The application is opposed by the Respondent and has filed grounds of opposition through the firm of C. Mwangi Gachichio as follows:

a.The application has no legal basis.

b.The said application has no full disclosure of all relevant facts and is also otherwise fatally defective.

c.The applicant has no arguable appeal.

d.The applicant has no appeal with any chances of success.

e.The applicant is frivolous, vexatious and is otherwise an abuse of the process of court.

f.The memorandum of appeal annexed to the application shows that the appeal is frivolous, vexatious and is otherwise an abuse of the process of court.

g.The application seeks to deny or delay the fruits of litigation to the respondent.

h.The application has no merit.

i.It is otherwise in the interests of justice that the application be denied.

The principles which govern this court in exercise of the jurisdiction in deciding applications for stay of execution pending appeal are set out under order 42 rule 6(2) to order for stay of execution shall be made under sub rule (1) unless:

(i)The court is satisfied that substantial loss may result to the applicant unless the order is made.

(ii)The application has been made without unreasonable delay.

(iii)Such security as the court may order from dire performance of such decree or order as may ultimately be binding on him has been given by the applicant.

Mr.
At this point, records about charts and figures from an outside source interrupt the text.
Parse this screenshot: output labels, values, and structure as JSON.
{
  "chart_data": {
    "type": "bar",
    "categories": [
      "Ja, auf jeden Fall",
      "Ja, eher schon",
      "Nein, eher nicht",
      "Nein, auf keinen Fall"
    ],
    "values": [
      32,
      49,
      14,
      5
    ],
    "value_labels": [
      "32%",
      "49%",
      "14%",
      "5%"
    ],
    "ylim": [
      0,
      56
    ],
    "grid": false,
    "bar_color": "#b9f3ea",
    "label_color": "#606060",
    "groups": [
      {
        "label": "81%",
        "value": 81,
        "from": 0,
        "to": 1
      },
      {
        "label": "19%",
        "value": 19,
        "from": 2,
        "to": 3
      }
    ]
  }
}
Gachichio learned counsel for the Respondent has further submitted on the authority of OCEANIC VIEW HOTEL LTD vs KCB Civil Suit No. 241 of 2002 Mombasa [2002]2 KLR 338 that the court should look at all the circumstances including the merits of the appeal and that the applicant must satisfy two conditions.

Thatthe appeal or intended appeal is not frivolous and that the intended appeal if successful should be rendered nugatory if a stay of the order is not granted.

He submitted that the applicant has not met the stated conditions as no attempt was made by the same to show that the applicant has merit.

Has the application before this court met the conditions stated herein above for the grant of orders sought?

Has the Applicant shown that he will suffer substantial loss?

In answer to the above questions the applicant has deponed that the issue in the appeal involves a matter of title to land and that he is currently the registered proprietor of the suit land and the decree appealed against ordered that the registration of the plaintiff’ as the absolute registered owner of the suit land be cancelled and the Respondent be inserted as the absolute proprietor at the appellants costs. To my mind should the Respondent proceed with execution and transfer the title into her name and it later turn out on appeal that the applicant was right then the said title can still be cancelled and the land registered into the Appellants name.

I therefore see no prejudice that will be suffered by the Appellant should the Respondent proceed with execution herein as the exercise can be reversed should the appeal succeed. It was submitted by Mr. Kimani and rightly so that at this stage what is being challenged is the title deed in the name of the appellant.

The other issue which the court must look at is as to whether the application has been made without unreasonable delay. I have noted that the order/decree appealed against was made on 15th January 2010 and the application before this court filed on 19th November 2011. No explanation has been offered by the Appellant for the delay in filing the application for stay and in my view this delay is inordinate.

I am therefore of the considered opinion upon the submissions herein that the application has no merit and is therefore    dismissed with costs to the Respondent.

Dated and delivered at Nyeri this 10th day of February 2012.